XXX. Ses lois de police. Ses dons aux temples

Auguste divisa Rome par sections et par quartiers. Les magistrats annuels furent chargés de tirer au sort la garde des sections, et le soin des quartiers fut confié à des inspecteurs, choisis dans le voisinage. Il établit contre les incendies des sentinelles qui veillaient pendant la nuit. Pour prévenir les inondations du Tibre, il en élargit et en nettoya le lit qui depuis longtemps était encombré de ruines et rétréci par la chute des édifices. Afin de rendre l'accès de Rome plus aisé, il se chargea de réparer la voie Flaminienne jusqu'à Ariminum, et voulut que chaque citoyen honoré d'un triomphe employât à la construction des autres routes, les fonds provenant de leur part de butin. Il releva les temples qui étaient tombés de vétusté ou consumés par des incendies, et les orna, ainsi que les autres, des plus riches présents. Il fit porter, en une seule fois, dans le sanctuaire de Jupiter Capitolin, seize mille livres pesant d'or, et pour cinquante millions de sesterces en perles et en pierres précieuses.

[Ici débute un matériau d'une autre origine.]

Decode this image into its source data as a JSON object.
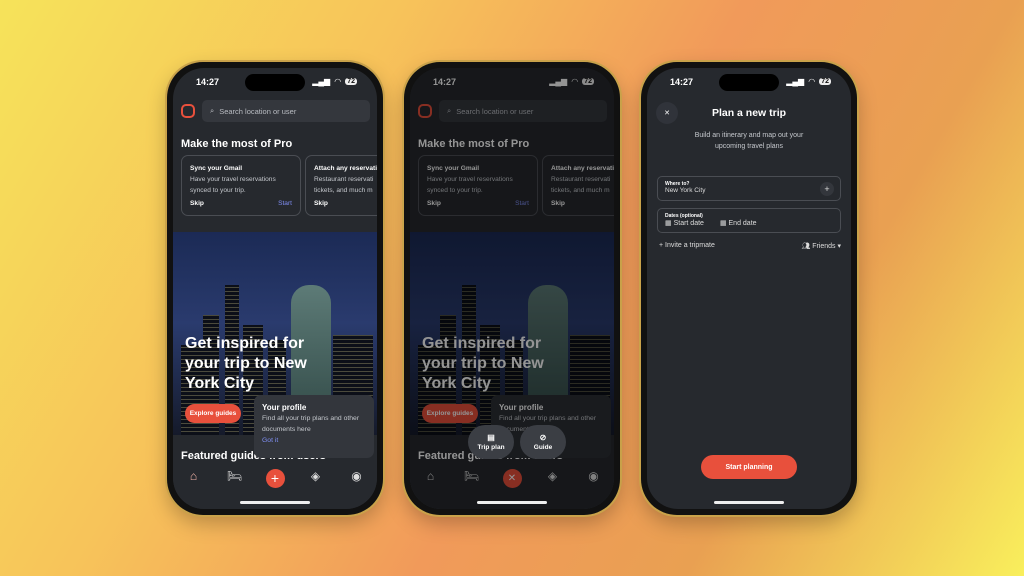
{
  "status": {
    "time": "14:27",
    "battery": "72"
  },
  "home": {
    "search_placeholder": "Search location or user",
    "pro_heading": "Make the most of Pro",
    "cards": [
      {
        "title": "Sync your Gmail",
        "body": "Have your travel reservations synced to your trip.",
        "skip": "Skip",
        "start": "Start"
      },
      {
        "title": "Attach any reservati",
        "body": "Restaurant reservati tickets, and much m",
        "skip": "Skip"
      }
    ],
    "headline": "Get inspired for your trip to New York City",
    "explore": "Explore guides",
    "featured": "Featured guides from users",
    "tooltip": {
      "title": "Your profile",
      "body": "Find all your trip plans and other documents here",
      "got_it": "Got it"
    }
  },
  "nav": {
    "icons": [
      "home-icon",
      "bed-icon",
      "plus-icon",
      "tag-icon",
      "profile-icon"
    ]
  },
  "menu": {
    "trip_plan": "Trip plan",
    "guide": "Guide"
  },
  "plan": {
    "title": "Plan a new trip",
    "subtitle": "Build an itinerary and map out your upcoming travel plans",
    "where_label": "Where to?",
    "where_value": "New York City",
    "dates_label": "Dates (optional)",
    "start_date": "Start date",
    "end_date": "End date",
    "invite": "Invite a tripmate",
    "friends": "Friends",
    "start_button": "Start planning"
  },
  "colors": {
    "accent": "#e8503c",
    "link": "#7e8cf0",
    "bg": "#26292e"
  }
}
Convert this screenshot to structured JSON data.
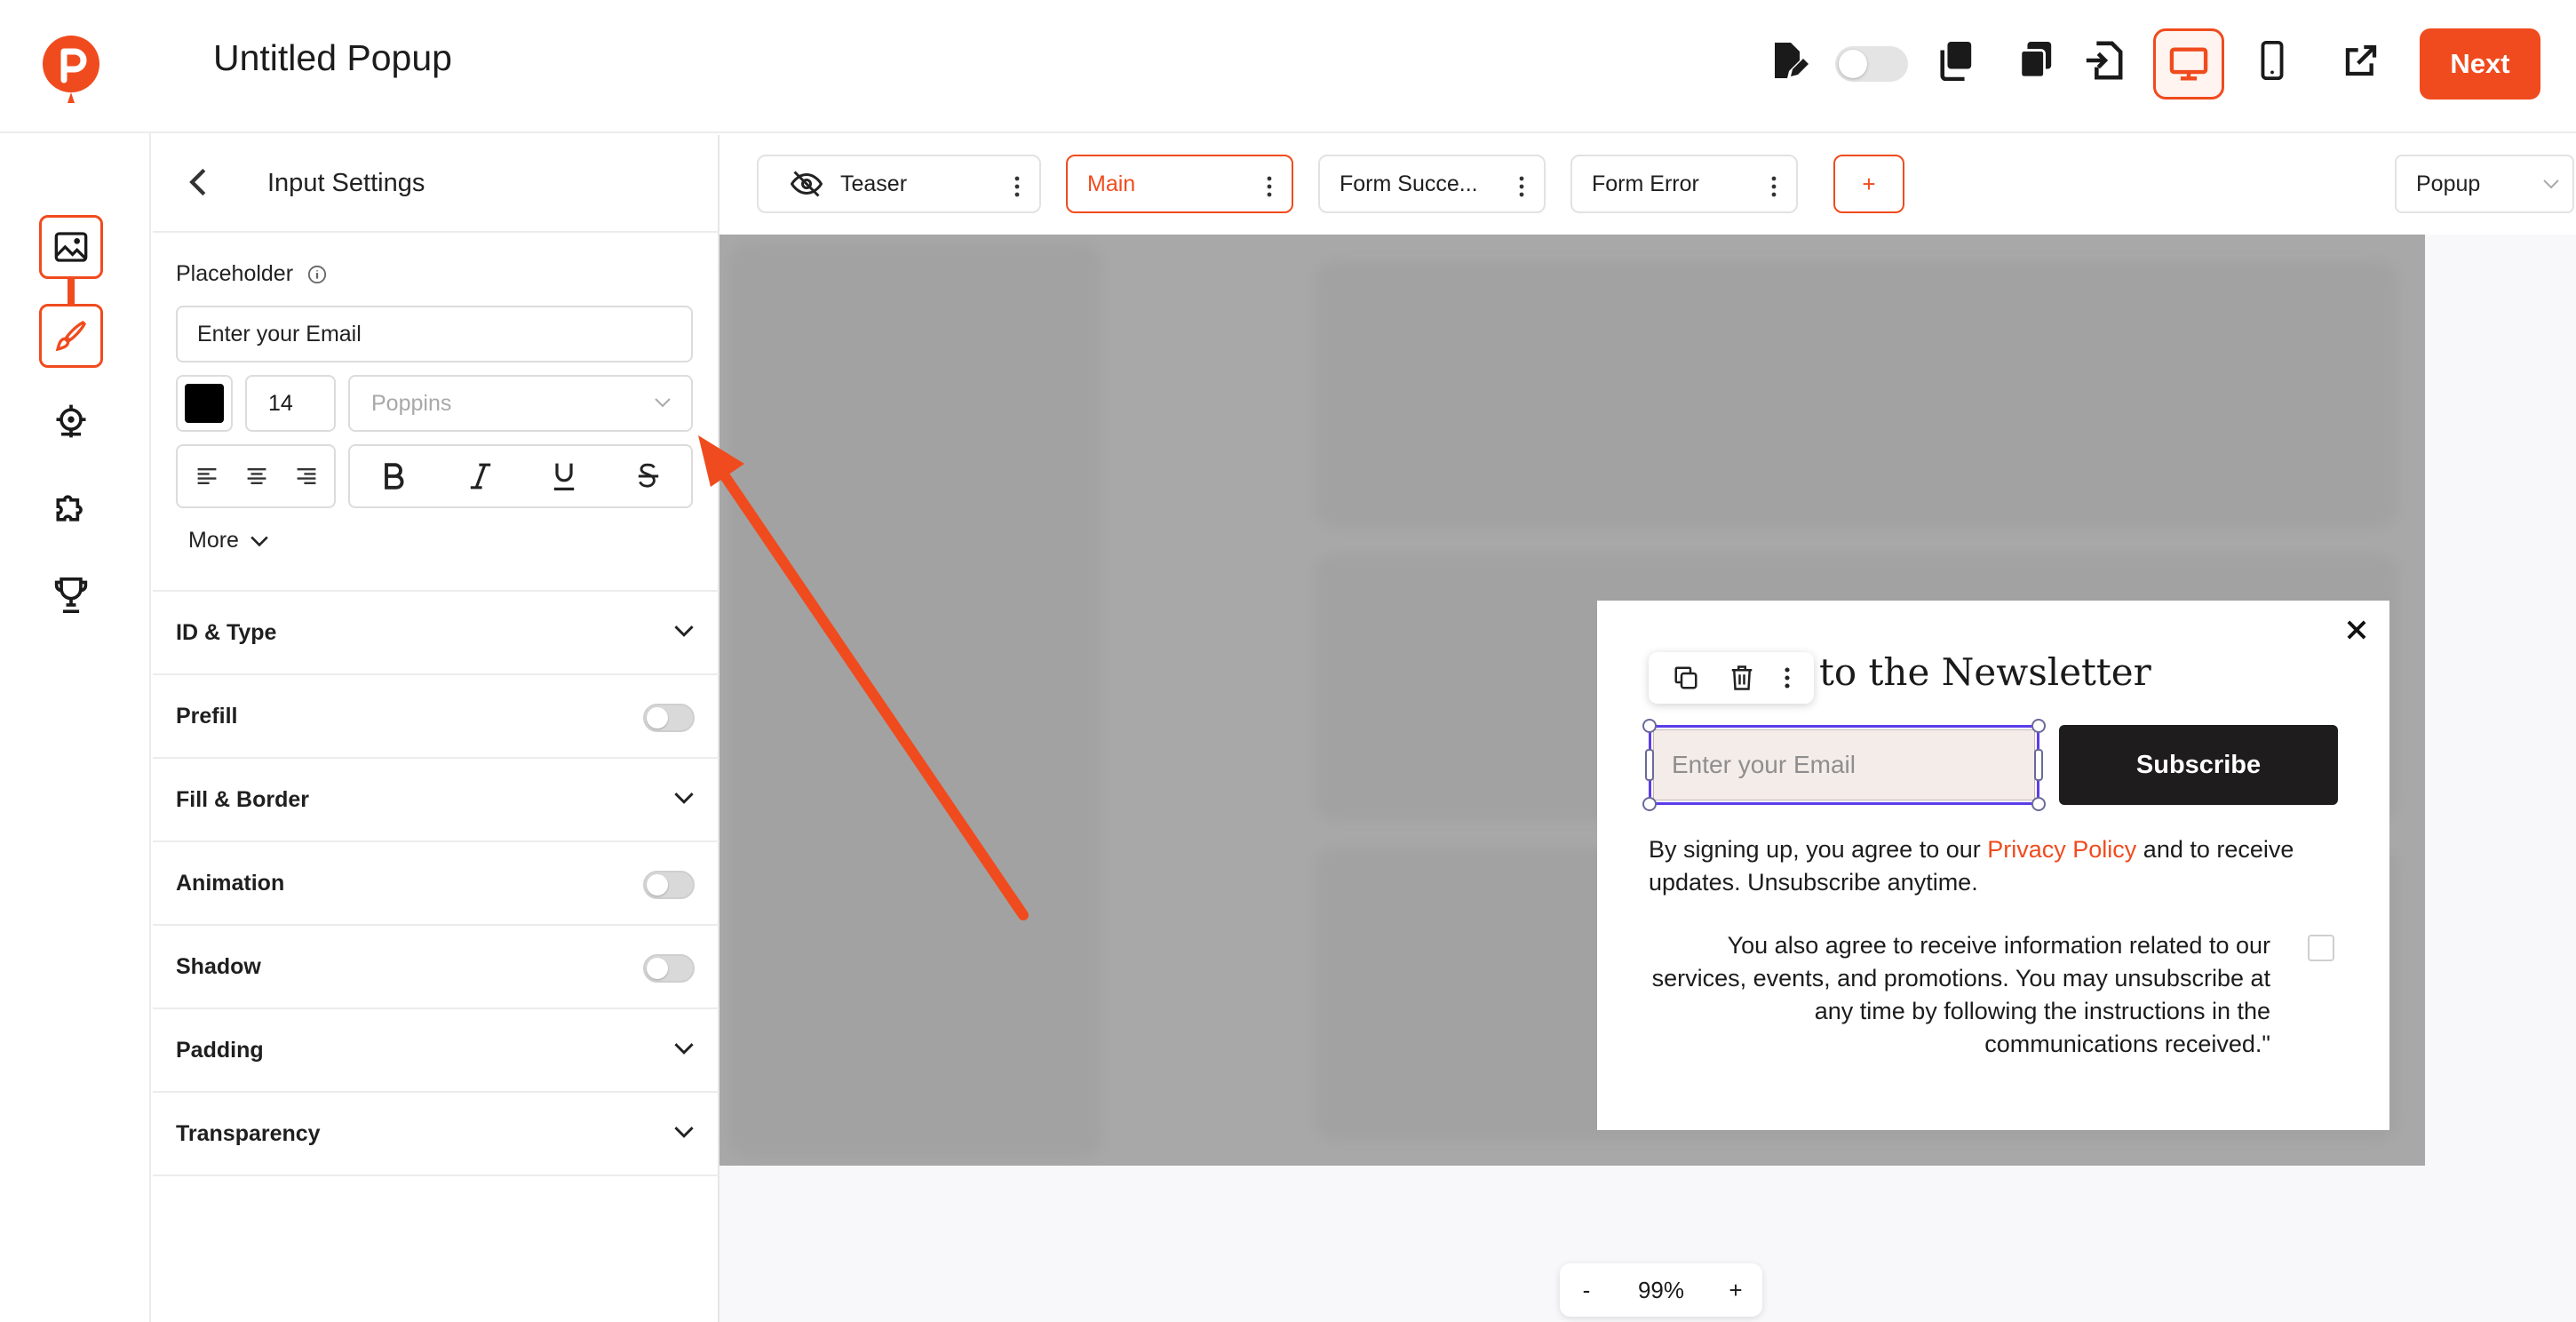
{
  "app": {
    "title": "Untitled Popup",
    "next_label": "Next",
    "accent_color": "#f04b1e",
    "toolbar_icons": [
      "edit-doc-icon",
      "toggle",
      "copy-icon",
      "duplicate-icon",
      "import-icon",
      "desktop-icon",
      "mobile-icon",
      "external-link-icon"
    ]
  },
  "rail": {
    "items": [
      "image-icon",
      "brush-icon",
      "target-icon",
      "puzzle-icon",
      "trophy-icon"
    ]
  },
  "panel": {
    "title": "Input Settings",
    "placeholder_label": "Placeholder",
    "placeholder_value": "Enter your Email",
    "text_color": "#000000",
    "font_size": "14",
    "font_family_placeholder": "Poppins",
    "more_label": "More",
    "sections": [
      {
        "label": "ID & Type",
        "control": "chevron"
      },
      {
        "label": "Prefill",
        "control": "toggle"
      },
      {
        "label": "Fill & Border",
        "control": "chevron"
      },
      {
        "label": "Animation",
        "control": "toggle"
      },
      {
        "label": "Shadow",
        "control": "toggle"
      },
      {
        "label": "Padding",
        "control": "chevron"
      },
      {
        "label": "Transparency",
        "control": "chevron"
      }
    ]
  },
  "tabs": [
    {
      "label": "Teaser",
      "active": false
    },
    {
      "label": "Main",
      "active": true
    },
    {
      "label": "Form Succe...",
      "active": false
    },
    {
      "label": "Form Error",
      "active": false
    }
  ],
  "add_tab_label": "+",
  "display_type": "Popup",
  "popup": {
    "heading": "to the Newsletter",
    "email_placeholder": "Enter your Email",
    "subscribe_label": "Subscribe",
    "consent_prefix": "By signing up, you agree to our ",
    "consent_link": "Privacy Policy",
    "consent_suffix": " and to receive updates. Unsubscribe anytime.",
    "extra_consent": "You also agree to receive information related to our services, events, and promotions. You may unsubscribe at any time by following the instructions in the communications received.\""
  },
  "zoom": {
    "minus": "-",
    "value": "99%",
    "plus": "+"
  }
}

XXXI. Ses institutions religieuses. Il réforme le calendrier et donne son nom à un mois de l'année. Son respect pour la mémoire des grands hommes

Après la mort de Lépide, Auguste s'empara du souverain pontificat qu'il n'avait jamais osé lui enlever de son vivant. Il fit réunir et brûler plus de deux mille volumes de prédictions grecques et latines, répandues dans le public, sans nom d'auteur ou d'une authenticité suspecte; ne conserva que les livres sibyllins, dont il fit un choix, et les renferma dans deux cassettes dorées au bas de la statue d'Apollon Palatin. Il régla de nouveau le calendrier arrangé par Jules César, où la négligence des pontifes avait introduit une extrême confusion. Dans ce remaniement, il donna son nom au mois "sextilis" plutôt qu'à celui de septembre dans lequel il était né, parce que c'était dans ce mois qu'il avait obtenu son premier consulat, et qu'il avait remporté ses plus grandes victoires. Il augmenta le nombre des prêtres, rehaussa leur dignité, et leur accorda de plus grands avantages, surtout aux vestales. L'une d'elles étant morte, il s'agissait de la remplacer. Beaucoup de pères demandaient à être dispensés de présenter leurs filles au sort. Auguste protesta que, si l'une de ses petites-filles avait atteint l'âge convenable, il ne manquerait pas de l'offrir. Il rétablit quelques anciennes cérémonies tombées peu à peu en désuétude, comme l'augure du salut, les fonctions du flamendial [flamine de Jupiter], les fêtes lupercales, les jeux séculaires et les processions dans les carrefours. Il défendit aux adultes de courir dans les fêtes lupercales, et interdit aux jeunes gens des deux sexes tout spectacle nocturne des jeux séculaires, à moins qu'ils n'y fussent accompagnés d'un parent avancé en âge. Il ordonna que, deux fois l'an, on couvrît des fleurs du printemps et de l'été les lares des carrefours. Il décerna les plus brillants honneurs, après ceux des dieux immortels, à la mémoire des généraux qui avaient porté l'empire romain, si faible d'abord, au plus haut degré de puissance. Il restaura tous les monuments qu'ils avaient élevés, en y laissant les anciennes inscriptions, et rangea leurs statues triomphales sous les deux portiques du Forum qu'il avait construits. Il déclara dans un édit qu'il voulait que, de son vivant, lui et ses successeurs fussent jugés par leurs concitoyens d'après l'exemple de ces grands hommes. Il fit transporter la statue de Pompée, de la salle du sénat où César avait été tué, à la basilique attenante au théâtre de ce même Pompée, et la plaça au-dessus d'une arcade de marbre.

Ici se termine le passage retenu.